Fortunately, since Crane and Moss made their observations about antitrust and layoffs a few years ago, the previously elite world of antitrust has transformed. President Biden and senior economic officials have publicly rejected the pro-merger, pro-job-cuts approach that both Republican and Democratic enforcers have embraced since the Reagan era. Aggressive new populist leaders at independent agencies like the Federal Trade Commission are now pushing hard against a merger tidal wave.
[Five myths about antitrust law]
New research affirms that stopping the merger wave is a key plank of any working people’s agenda. For decades, it has been an article of faith among economists that layoffs don’t particularly matter because it’s easy to find a similar job. While common sense suggests this is nonsensical, the assumption still held most policymakers in thrall as they allowed merger after merger to go through. But over the past five years, younger economists have found that most “labor markets are highly concentrated,” meaning that in many regions, there are not many employers competing over workers. They also found that the fewer employers in any market, the lower wages tended to be. And we’re not talking small amounts of money. It means, as law professor Eric Posner notes, that many “workers are paid at least several thousand dollars per year below the competitive rate.”
Despite this research — and the newfound political energy of the antitrust movement — merger-based layoffs are still endemic, but there are efforts underway to push back.

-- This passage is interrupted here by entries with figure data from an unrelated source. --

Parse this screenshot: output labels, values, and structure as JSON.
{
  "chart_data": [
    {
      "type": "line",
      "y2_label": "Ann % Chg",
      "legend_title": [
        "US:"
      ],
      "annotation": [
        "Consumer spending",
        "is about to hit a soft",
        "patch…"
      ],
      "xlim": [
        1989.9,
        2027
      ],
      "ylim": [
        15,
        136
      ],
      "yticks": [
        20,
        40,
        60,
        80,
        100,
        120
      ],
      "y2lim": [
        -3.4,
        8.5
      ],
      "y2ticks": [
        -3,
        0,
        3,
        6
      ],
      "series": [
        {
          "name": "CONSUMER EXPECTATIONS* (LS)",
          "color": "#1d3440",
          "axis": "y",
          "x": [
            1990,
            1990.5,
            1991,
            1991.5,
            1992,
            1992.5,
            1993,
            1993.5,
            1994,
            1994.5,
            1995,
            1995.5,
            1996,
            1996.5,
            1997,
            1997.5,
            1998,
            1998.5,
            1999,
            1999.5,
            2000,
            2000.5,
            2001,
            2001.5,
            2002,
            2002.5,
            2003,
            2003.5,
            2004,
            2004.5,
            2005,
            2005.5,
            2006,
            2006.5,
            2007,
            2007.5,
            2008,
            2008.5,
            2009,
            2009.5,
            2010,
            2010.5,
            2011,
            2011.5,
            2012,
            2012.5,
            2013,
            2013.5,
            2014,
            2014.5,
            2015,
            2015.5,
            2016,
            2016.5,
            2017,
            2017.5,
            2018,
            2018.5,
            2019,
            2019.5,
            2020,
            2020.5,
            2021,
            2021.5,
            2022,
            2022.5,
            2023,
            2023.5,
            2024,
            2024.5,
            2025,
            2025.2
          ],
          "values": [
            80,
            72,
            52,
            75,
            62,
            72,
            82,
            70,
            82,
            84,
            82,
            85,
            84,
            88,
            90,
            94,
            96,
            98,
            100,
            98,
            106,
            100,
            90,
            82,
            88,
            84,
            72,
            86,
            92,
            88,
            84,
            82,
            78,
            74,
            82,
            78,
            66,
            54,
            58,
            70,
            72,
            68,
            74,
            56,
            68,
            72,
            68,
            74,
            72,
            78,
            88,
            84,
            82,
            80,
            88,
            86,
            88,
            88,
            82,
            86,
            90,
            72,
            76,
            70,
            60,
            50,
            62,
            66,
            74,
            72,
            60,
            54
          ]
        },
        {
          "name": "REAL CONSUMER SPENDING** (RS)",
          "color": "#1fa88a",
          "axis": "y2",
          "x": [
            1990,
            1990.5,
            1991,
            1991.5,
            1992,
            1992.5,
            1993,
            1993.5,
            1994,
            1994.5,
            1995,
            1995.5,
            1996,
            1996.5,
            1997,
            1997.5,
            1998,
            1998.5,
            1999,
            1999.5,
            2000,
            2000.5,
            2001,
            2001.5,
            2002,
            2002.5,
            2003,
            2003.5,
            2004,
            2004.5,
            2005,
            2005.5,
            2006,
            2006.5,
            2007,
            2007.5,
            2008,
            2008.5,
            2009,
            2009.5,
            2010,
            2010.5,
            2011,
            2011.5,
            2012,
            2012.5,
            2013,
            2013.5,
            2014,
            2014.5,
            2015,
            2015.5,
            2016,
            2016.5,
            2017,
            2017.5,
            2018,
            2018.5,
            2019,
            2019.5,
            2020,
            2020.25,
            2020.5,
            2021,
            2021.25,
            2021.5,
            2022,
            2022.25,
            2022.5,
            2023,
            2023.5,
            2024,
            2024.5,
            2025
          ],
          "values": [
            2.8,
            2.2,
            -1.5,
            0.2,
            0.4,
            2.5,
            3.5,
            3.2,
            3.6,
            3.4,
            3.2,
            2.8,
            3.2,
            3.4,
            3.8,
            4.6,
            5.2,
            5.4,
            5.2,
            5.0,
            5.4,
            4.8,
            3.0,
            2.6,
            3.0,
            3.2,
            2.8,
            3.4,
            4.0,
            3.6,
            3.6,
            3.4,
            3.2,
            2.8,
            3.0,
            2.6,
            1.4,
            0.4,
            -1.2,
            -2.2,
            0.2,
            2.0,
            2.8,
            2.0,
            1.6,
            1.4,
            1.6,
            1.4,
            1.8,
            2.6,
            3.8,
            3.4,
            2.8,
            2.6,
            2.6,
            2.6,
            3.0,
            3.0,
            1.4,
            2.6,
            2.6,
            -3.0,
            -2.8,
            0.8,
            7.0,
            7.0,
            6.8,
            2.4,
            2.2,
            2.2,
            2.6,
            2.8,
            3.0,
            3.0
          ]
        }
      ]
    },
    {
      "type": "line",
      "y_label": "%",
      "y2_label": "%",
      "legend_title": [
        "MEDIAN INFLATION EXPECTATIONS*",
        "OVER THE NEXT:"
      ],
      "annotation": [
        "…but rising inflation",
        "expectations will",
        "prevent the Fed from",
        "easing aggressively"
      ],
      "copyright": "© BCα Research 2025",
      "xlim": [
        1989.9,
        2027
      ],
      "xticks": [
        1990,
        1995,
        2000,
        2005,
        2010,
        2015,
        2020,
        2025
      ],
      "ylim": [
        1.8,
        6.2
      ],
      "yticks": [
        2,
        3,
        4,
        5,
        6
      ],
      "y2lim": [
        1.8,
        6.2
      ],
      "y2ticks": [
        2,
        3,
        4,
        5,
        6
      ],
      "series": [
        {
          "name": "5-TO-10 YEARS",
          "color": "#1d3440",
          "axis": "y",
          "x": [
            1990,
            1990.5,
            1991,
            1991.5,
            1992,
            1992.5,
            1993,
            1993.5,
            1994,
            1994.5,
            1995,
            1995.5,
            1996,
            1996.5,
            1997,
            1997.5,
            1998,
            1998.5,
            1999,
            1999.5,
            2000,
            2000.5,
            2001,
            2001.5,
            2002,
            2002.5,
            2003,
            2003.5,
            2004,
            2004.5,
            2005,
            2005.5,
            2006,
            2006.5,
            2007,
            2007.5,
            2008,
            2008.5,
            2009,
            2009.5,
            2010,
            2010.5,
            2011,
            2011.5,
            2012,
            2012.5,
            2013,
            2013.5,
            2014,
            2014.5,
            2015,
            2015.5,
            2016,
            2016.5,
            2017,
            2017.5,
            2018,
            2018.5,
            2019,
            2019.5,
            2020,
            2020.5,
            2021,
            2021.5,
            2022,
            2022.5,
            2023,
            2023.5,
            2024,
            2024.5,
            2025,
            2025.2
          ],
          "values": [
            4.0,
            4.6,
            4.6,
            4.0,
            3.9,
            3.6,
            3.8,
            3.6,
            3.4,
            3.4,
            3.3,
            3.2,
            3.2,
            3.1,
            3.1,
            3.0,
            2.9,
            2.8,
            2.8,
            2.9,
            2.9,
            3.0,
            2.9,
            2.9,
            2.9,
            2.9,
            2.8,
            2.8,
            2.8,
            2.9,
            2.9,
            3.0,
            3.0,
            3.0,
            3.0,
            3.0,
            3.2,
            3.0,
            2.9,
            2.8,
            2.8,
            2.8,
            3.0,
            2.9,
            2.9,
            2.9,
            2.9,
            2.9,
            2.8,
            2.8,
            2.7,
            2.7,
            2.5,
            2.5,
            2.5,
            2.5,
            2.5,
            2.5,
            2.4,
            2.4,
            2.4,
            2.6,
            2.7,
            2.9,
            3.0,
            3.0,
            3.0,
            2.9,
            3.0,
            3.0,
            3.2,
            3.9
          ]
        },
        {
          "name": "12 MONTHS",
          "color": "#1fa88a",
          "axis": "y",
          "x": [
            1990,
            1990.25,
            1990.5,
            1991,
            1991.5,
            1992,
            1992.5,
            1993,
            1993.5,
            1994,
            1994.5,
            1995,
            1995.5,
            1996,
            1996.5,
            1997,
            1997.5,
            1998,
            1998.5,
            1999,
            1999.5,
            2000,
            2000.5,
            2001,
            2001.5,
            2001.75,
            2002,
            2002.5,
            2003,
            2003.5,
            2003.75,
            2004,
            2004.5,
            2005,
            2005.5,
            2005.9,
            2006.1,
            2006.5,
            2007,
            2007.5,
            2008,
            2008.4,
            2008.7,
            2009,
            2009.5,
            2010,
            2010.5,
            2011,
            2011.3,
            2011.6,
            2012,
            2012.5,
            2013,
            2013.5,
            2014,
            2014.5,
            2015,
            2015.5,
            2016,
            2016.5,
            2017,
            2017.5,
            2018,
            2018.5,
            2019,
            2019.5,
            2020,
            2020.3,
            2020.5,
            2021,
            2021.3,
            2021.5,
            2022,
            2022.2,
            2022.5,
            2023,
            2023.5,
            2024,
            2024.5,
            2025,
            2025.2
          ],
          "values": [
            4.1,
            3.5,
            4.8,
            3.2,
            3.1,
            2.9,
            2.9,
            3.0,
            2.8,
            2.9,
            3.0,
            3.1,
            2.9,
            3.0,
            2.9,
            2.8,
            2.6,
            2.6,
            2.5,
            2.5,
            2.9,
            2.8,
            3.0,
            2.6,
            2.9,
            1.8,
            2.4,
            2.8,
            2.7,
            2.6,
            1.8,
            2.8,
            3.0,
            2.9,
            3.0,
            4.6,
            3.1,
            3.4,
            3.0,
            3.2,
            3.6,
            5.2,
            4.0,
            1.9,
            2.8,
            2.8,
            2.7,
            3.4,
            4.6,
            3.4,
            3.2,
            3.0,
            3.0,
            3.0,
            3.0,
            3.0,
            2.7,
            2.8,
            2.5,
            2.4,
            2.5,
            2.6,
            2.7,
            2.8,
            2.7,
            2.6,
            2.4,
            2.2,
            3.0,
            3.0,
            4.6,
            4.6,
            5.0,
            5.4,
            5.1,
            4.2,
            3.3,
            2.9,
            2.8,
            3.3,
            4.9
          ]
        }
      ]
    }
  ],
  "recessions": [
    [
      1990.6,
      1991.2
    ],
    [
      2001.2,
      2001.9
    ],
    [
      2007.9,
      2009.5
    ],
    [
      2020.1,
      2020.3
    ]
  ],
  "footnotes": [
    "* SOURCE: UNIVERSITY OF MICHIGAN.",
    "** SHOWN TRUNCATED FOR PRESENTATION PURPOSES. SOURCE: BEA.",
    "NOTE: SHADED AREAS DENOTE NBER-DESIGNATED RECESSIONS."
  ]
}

As Federal Trade Commission Chair Lina Khan has made clear, the days of rubber stamping mergers are over, but her capacity and authority are limited. A bill proposed this past spring by Sen. Elizabeth Warren (D-Mass.) and Rep. Alexandria Ocasio-Cortez (D-N.Y.) promised to pause merger activity and, if passed, would have saved thousands of jobs as covid wreaked havoc on the economy. Another bill, introduced by Sen. Amy Klobuchar (D-Minn.), would take a more moderate but still useful approach by banning giant corporations from sucking up smaller ones. Sen. Josh Hawley (R-Mo.) has introduced similar legislation. States such as New York and California are considering major changes to their own antitrust laws. Another idea that could slow the pace of mergers is new legislation that would simply ban the massive “golden parachutes” CEOs get for agreeing to sell out.
It’s clear that when we think about dispiriting job numbers — and the awful realities of job loss on individual lives and families — we should recognize that corporate consolidation plays a role. As antitrust enthusiasm picks up speed, leaders in Congress and the Biden administration must reject the old bipartisan consensus that looked the other way where workers were concerned, recognizing instead that layoffs are very much a part of the problem. If they want to save American jobs, that means putting a stop to the merger frenzy. It might even save their own.